From Vatican City, in an interview conducted in Spanish with Julio Vaqueiro, a journalist from Telemundo, Francis spoke about his own history as the son of immigrants (his father was a bank accountant in Italy when they migrated to Argentina) and nostalgically remarked that one always leaves something behind in their Argentine homeland.
To an immigrant, there is always a “lack of native air. You miss the native air. It’s not the same as having freshly made mate from your mother, your aunt, or your grandmother compared to making it yourself,” he responded to the journalist’s question.
He also discussed his health, abortion, sexual abuse, changes within the Church, and the request made by Volodymyr Zelensky, the Ukrainian president, among other topics, with the Hispanic reporter.
Regarding his ten years of papacy and the changes experienced, Francis said that “many things have been changed” in the Catholic Church, but what he implemented was what “the cardinals in the pre-conclave meetings had said needed to be done.”
“And when I was elected, I put those things into practice: the economic system, the new laws of the Vatican State, the Vatican Service pastoral, which is very important,” he clarified.

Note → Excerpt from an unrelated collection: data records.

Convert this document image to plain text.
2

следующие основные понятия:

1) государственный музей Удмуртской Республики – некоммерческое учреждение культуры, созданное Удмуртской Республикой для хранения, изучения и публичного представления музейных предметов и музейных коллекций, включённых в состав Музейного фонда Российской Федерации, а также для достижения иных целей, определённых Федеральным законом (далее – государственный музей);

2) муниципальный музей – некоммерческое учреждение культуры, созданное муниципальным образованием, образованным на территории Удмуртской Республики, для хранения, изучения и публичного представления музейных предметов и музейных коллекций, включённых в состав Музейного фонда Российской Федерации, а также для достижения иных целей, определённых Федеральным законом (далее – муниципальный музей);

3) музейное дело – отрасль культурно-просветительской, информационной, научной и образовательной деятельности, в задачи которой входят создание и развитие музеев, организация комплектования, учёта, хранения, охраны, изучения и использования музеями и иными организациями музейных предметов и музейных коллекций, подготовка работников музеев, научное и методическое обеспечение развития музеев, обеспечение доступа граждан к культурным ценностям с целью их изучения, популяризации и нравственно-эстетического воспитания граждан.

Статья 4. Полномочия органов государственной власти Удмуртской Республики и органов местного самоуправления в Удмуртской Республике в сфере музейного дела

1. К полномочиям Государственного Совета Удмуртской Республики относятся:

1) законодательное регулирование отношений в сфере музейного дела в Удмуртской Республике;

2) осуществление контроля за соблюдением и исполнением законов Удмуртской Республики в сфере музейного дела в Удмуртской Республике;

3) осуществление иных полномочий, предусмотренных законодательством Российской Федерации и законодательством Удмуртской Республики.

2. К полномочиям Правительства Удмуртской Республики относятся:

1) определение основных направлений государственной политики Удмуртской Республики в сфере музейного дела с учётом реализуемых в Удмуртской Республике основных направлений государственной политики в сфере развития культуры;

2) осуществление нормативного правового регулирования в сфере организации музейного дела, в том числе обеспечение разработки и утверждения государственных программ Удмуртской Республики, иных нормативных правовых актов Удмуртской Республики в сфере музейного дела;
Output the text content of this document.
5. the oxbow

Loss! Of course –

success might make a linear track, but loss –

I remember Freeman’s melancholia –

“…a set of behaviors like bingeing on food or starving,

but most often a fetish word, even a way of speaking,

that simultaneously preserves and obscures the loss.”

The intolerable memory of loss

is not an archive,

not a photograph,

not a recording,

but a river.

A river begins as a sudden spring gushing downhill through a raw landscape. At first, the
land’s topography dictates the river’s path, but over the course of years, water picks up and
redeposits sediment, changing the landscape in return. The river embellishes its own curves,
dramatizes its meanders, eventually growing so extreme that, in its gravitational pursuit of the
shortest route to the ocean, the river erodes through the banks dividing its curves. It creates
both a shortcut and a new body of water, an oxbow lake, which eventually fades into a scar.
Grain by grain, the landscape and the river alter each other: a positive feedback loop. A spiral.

In the context of these changes, he emphasized that “part of this pastoral work involved women (…), who are very executive, very practical: the vice-governor is a woman. And many things have changed,” the Pope pointed out in the interview.
Francis, who was elected as Pope in 2013 when he was Cardinal Jorge Bergoglio in Buenos Aires, his hometown in Argentina, downplayed his role by stating that “all of that was requested by the cardinals in the pre-conclave meetings.”